Akita E M, Nakai S
Department of Food Science, University of British Columbia, Vancouver, Canada.
J Immunol Methods. 1993 Apr 2;160(2):207-14. doi: 10.1016/0022-1759(93)90179-b.
The importance of eggs as a source of specific antibodies is well recognized. Egg yolk contains 8-20 mg of immunoglobulins (IgY) per ml. However, the major problem in isolation is removal of lipids which are present in high concentrations. A method had been developed by employing water dilution to separate the yolk plasma proteins from the granules and lipids. Further purification of IgY from plasma proteins was achieved by a protocol involving salt precipitation and ultrafiltration. The water dilution method (WD) was compared with three other methods, namely, polyethylene glycol (PEG), dextran sulphate (DS) and xanthan gum (Xan) in terms of yield, purity, ease of use, potential scaling up and immunoactivity of IgY. The WD method gave the highest yield, followed by DS, Xan and PEG methods in that order. 9.8 mg IgY/ml egg yolk was routinely obtained from the WD method compared to 4.9 mg IgY/ml egg yolk with the popular PEG method with purities of 94% and 89% respectively. Purification methods had no adverse effect on the immunoactivities of IgY. WD was also found superior in terms of ease of use and large scale production of IgY. WD method therefore provides a simple, rapid and efficient means of purifying IgY with high activity.

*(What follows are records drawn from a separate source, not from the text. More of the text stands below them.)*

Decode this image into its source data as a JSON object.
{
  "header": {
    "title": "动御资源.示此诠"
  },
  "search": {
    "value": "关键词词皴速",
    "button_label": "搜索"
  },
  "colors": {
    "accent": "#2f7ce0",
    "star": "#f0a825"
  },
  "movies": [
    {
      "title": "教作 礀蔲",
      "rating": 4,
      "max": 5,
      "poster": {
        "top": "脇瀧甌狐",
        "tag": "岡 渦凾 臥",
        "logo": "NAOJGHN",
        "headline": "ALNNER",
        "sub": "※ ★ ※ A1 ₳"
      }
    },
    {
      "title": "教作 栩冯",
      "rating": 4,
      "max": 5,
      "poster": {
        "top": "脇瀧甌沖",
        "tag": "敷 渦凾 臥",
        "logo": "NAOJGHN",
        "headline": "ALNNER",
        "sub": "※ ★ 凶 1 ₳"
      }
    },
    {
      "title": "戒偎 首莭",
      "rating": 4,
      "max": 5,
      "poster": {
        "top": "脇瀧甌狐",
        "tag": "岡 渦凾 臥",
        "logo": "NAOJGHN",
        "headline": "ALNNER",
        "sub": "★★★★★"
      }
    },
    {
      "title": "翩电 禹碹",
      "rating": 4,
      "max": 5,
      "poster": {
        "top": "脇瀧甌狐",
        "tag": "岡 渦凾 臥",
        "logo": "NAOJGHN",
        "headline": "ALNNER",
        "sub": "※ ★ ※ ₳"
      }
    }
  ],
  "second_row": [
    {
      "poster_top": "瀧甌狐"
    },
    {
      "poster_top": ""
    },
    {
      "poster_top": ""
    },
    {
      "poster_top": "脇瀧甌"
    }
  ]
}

鸡蛋作为特定抗体来源的重要性已得到充分认可。蛋黄中每毫升含有8 - 20毫克免疫球蛋白(IgY)。然而,分离过程中的主要问题是去除高浓度存在的脂质。已开发出一种通过用水稀释将卵黄血浆蛋白与颗粒和脂质分离的方法。通过涉及盐沉淀和超滤的方案实现了从血浆蛋白中进一步纯化IgY。就IgY的产量、纯度、易用性、潜在放大规模和免疫活性而言,将水稀释法(WD)与其他三种方法,即聚乙二醇(PEG)、硫酸葡聚糖(DS)和黄原胶(Xan)进行了比较。WD法产量最高,其次依次是DS法、Xan法和PEG法。与常用的PEG法相比,WD法常规可从蛋黄中获得9.8毫克IgY/毫升,而PEG法为4.9毫克IgY/毫升,纯度分别为94%和89%。纯化方法对IgY的免疫活性没有不利影响。在IgY的易用性和大规模生产方面,WD法也被认为更具优势。因此,WD法提供了一种简单、快速且高效的高活性IgY纯化方法。